In 1957 Palmer moved to Los Angeles to work for Aladdin Records, and quickly became a first-call session drummer. Palmer recorded with Earl Bostic, Plas Johnson, Larry Williams, Willie Dixon, Eddie Cochran, Frank Sinatra, Doris Day, Sarah Vaughan, the Monkees, Neil Young, and many others, as well as on on the TV themes for Mission: Impossible, Green Acres, The Odd Couple and others. Producer Phil Spector used him in the 1960s on such tracks as 'You've Lost That Lovin' Feelin' ' by the Righteous Brothers, and 'River Deep, Mountain High' by Ike and Tina Turner. In more recent years he played with Randy Newman, Elvis Costello, Bonnie Raitt and B.B. King, among others. He was inducted into the Rock'n'Roll Hall of Fame in 2000.
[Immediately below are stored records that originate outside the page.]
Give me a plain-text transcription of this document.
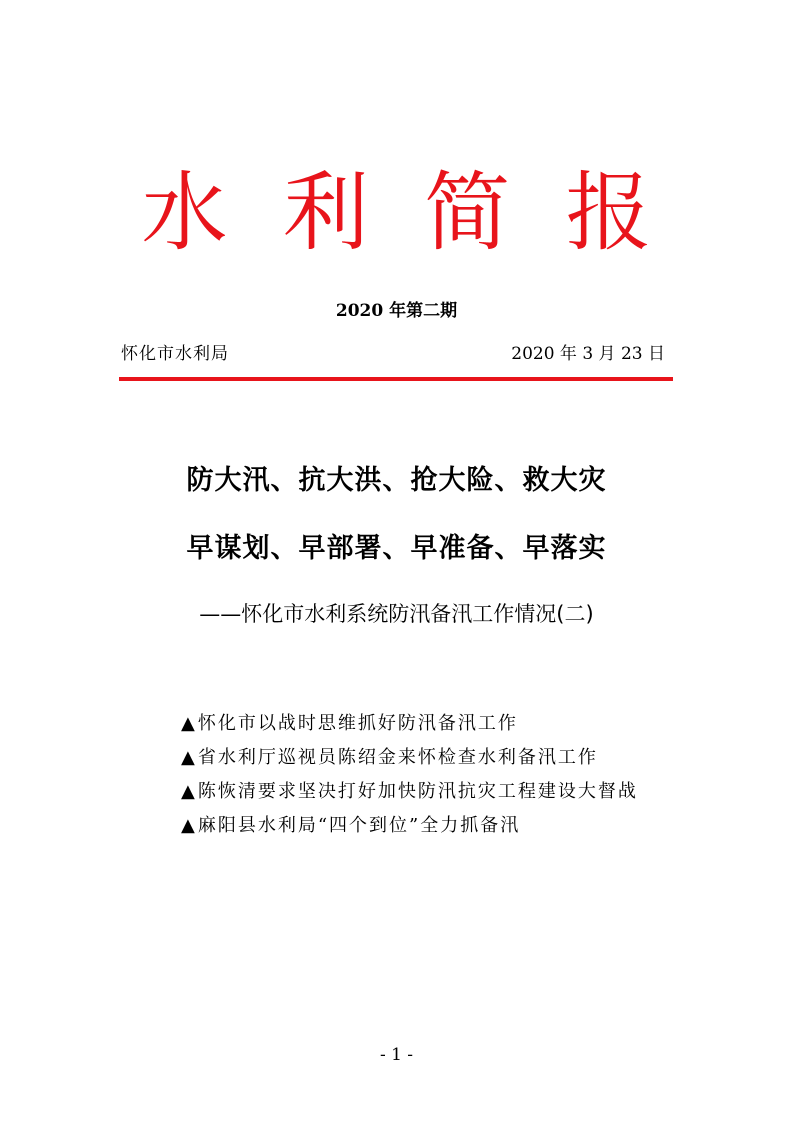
水 利 简 报
2020 年第二期
怀化市水利局	2020 年 3 月 23 日
防大汛、抗大洪、抢大险、救大灾
早谋划、早部署、早准备、早落实
——怀化市水利系统防汛备汛工作情况(二)
▲怀化市以战时思维抓好防汛备汛工作
▲省水利厅巡视员陈绍金来怀检查水利备汛工作
▲陈恢清要求坚决打好加快防汛抗灾工程建设大督战
▲麻阳县水利局“四个到位”全力抓备汛
- 1 -
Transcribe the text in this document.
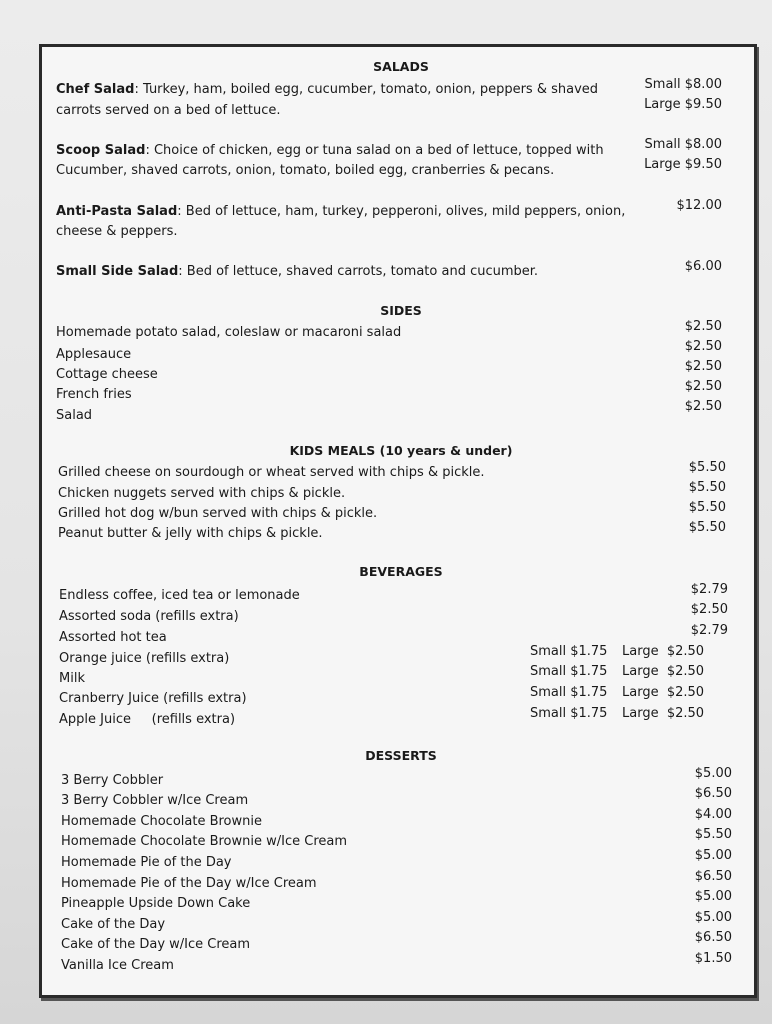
SALADS
Chef Salad: Turkey, ham, boiled egg, cucumber, tomato, onion, peppers & shaved
carrots served on a bed of lettuce.
Small $8.00
Large $9.50
Scoop Salad: Choice of chicken, egg or tuna salad on a bed of lettuce, topped with
Cucumber, shaved carrots, onion, tomato, boiled egg, cranberries & pecans.
Small $8.00
Large $9.50
Anti-Pasta Salad: Bed of lettuce, ham, turkey, pepperoni, olives, mild peppers, onion,
cheese & peppers.
$12.00
Small Side Salad: Bed of lettuce, shaved carrots, tomato and cucumber.	$6.00
SIDES
Homemade potato salad, coleslaw or macaroni salad	$2.50
Applesauce
$2.50
Cottage cheese
$2.50
French fries
$2.50
Salad
$2.50
KIDS MEALS (10 years & under)
Grilled cheese on sourdough or wheat served with chips & pickle.	$5.50
Chicken nuggets served with chips & pickle.	$5.50
Grilled hot dog w/bun served with chips & pickle.	$5.50
Peanut butter & jelly with chips & pickle.	$5.50
BEVERAGES
Endless coffee, iced tea or lemonade	$2.79
Assorted soda (refills extra)	$2.50
Assorted hot tea	$2.79
Orange juice (refills extra)	Small $1.75 Large  $2.50
Milk	Small $1.75 Large  $2.50
Cranberry Juice (refills extra)	Small $1.75 Large  $2.50
Apple Juice     (refills extra)	Small $1.75 Large  $2.50
DESSERTS
3 Berry Cobbler	$5.00
3 Berry Cobbler w/Ice Cream	$6.50
Homemade Chocolate Brownie	$4.00
Homemade Chocolate Brownie w/Ice Cream	$5.50
Homemade Pie of the Day	$5.00
Homemade Pie of the Day w/Ice Cream	$6.50
Pineapple Upside Down Cake	$5.00
Cake of the Day	$5.00
Cake of the Day w/Ice Cream	$6.50
Vanilla Ice Cream	$1.50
As electronic drum kits and digital sampling cut into his studio work, Palmer went back to playing jazz in local clubs and became involved with the musicians' union, working for credit and royalties for older musicians. A biography, Backbeat, by Tony Scherman, was published in 1999. In 2000 Palmer and Blaine were among the first inducted into a new category for sidemen in the Rock and Roll Hall of Fame.